Da felicidade. Dos dois. O fim?
Ela
entrou novamente no quarto, como um furacão, sem respeitar o que tinha a sua
frente. Mas, também, não entrara em sua vida assim? Não fora isso que o impressionara?
Mexia em suas roupas e as enfiava na bolsa, desordenada. Ele podia ver sua
tristeza, e a sentia também, mas não sabia resolvê-la. Aproximou-se, o coração
acelerado e a respiração ofegante. Seu desejo era tocar-lhe a alma, mas teve de
contentar-se com o braço.
-
Mas diz por que chegou a hora?
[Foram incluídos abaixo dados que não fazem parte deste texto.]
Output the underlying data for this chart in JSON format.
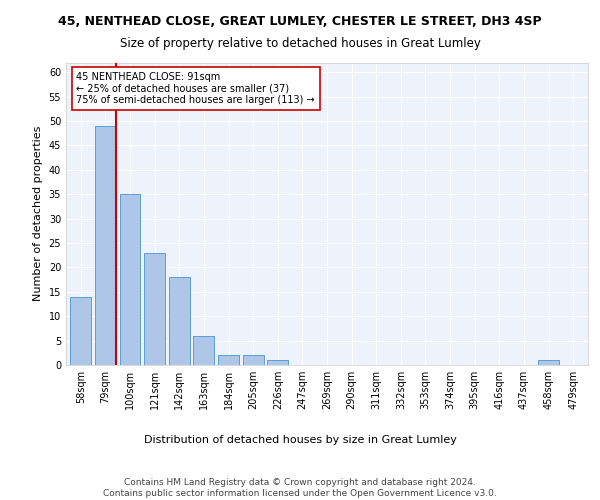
{
  "title1": "45, NENTHEAD CLOSE, GREAT LUMLEY, CHESTER LE STREET, DH3 4SP",
  "title2": "Size of property relative to detached houses in Great Lumley",
  "xlabel": "Distribution of detached houses by size in Great Lumley",
  "ylabel": "Number of detached properties",
  "categories": [
    "58sqm",
    "79sqm",
    "100sqm",
    "121sqm",
    "142sqm",
    "163sqm",
    "184sqm",
    "205sqm",
    "226sqm",
    "247sqm",
    "269sqm",
    "290sqm",
    "311sqm",
    "332sqm",
    "353sqm",
    "374sqm",
    "395sqm",
    "416sqm",
    "437sqm",
    "458sqm",
    "479sqm"
  ],
  "values": [
    14,
    49,
    35,
    23,
    18,
    6,
    2,
    2,
    1,
    0,
    0,
    0,
    0,
    0,
    0,
    0,
    0,
    0,
    0,
    1,
    0
  ],
  "bar_color": "#aec6e8",
  "bar_edge_color": "#5a9fd4",
  "vline_color": "#cc0000",
  "annotation_text": "45 NENTHEAD CLOSE: 91sqm\n← 25% of detached houses are smaller (37)\n75% of semi-detached houses are larger (113) →",
  "annotation_box_color": "#ffffff",
  "annotation_box_edge": "#cc0000",
  "ylim": [
    0,
    62
  ],
  "yticks": [
    0,
    5,
    10,
    15,
    20,
    25,
    30,
    35,
    40,
    45,
    50,
    55,
    60
  ],
  "footer": "Contains HM Land Registry data © Crown copyright and database right 2024.\nContains public sector information licensed under the Open Government Licence v3.0.",
  "background_color": "#eef2fa",
  "grid_color": "#ffffff",
  "title1_fontsize": 9,
  "title2_fontsize": 8.5,
  "xlabel_fontsize": 8,
  "ylabel_fontsize": 8,
  "tick_fontsize": 7,
  "footer_fontsize": 6.5
}
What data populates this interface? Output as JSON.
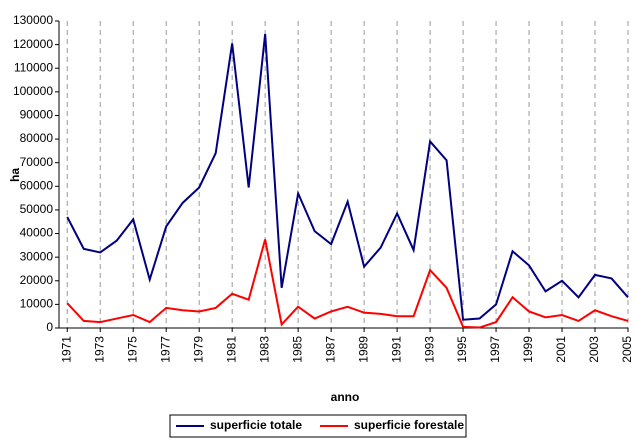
{
  "chart_data": {
    "type": "line",
    "x_label": "anno",
    "y_label": "ha",
    "x": [
      1971,
      1972,
      1973,
      1974,
      1975,
      1976,
      1977,
      1978,
      1979,
      1980,
      1981,
      1982,
      1983,
      1984,
      1985,
      1986,
      1987,
      1988,
      1989,
      1990,
      1991,
      1992,
      1993,
      1994,
      1995,
      1996,
      1997,
      1998,
      1999,
      2000,
      2001,
      2002,
      2003,
      2004,
      2005
    ],
    "series": [
      {
        "name": "superficie totale",
        "color": "#000080",
        "values": [
          47000,
          33500,
          32000,
          37000,
          46000,
          20500,
          43000,
          53000,
          59500,
          74000,
          120500,
          59500,
          124500,
          17000,
          57000,
          41000,
          35500,
          53500,
          26000,
          34000,
          48500,
          33000,
          79000,
          71000,
          3500,
          4000,
          10000,
          32500,
          26500,
          15500,
          20000,
          13000,
          22500,
          21000,
          13000
        ]
      },
      {
        "name": "superficie forestale",
        "color": "#ff0000",
        "values": [
          10500,
          3000,
          2500,
          4000,
          5500,
          2500,
          8500,
          7500,
          7000,
          8500,
          14500,
          12000,
          37500,
          1500,
          9000,
          4000,
          7000,
          9000,
          6500,
          6000,
          5000,
          5000,
          24500,
          17000,
          500,
          200,
          2500,
          13000,
          7000,
          4500,
          5500,
          3000,
          7500,
          5000,
          3000
        ]
      }
    ],
    "xlim": [
      1970.5,
      2005
    ],
    "xticks": [
      1971,
      1973,
      1975,
      1977,
      1979,
      1981,
      1983,
      1985,
      1987,
      1989,
      1991,
      1993,
      1995,
      1997,
      1999,
      2001,
      2003,
      2005
    ],
    "ylim": [
      0,
      130000
    ],
    "yticks": [
      0,
      10000,
      20000,
      30000,
      40000,
      50000,
      60000,
      70000,
      80000,
      90000,
      100000,
      110000,
      120000,
      130000
    ],
    "grid": true,
    "legend": "bottom"
  }
}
Mas diz por que tens tanto medo?
-
Não tenho medo, só... Chegou a hora de ir, é só isso.
-
Mas diz por que chegou a hora? Agora que eu venci meu medo...
Sem
responder, ela se virou e tentou chegar ao outro lado do quarto, tentando
esconder o rosto. Ao passar do lado dele, sentiu suas mãos se entrelaçarem.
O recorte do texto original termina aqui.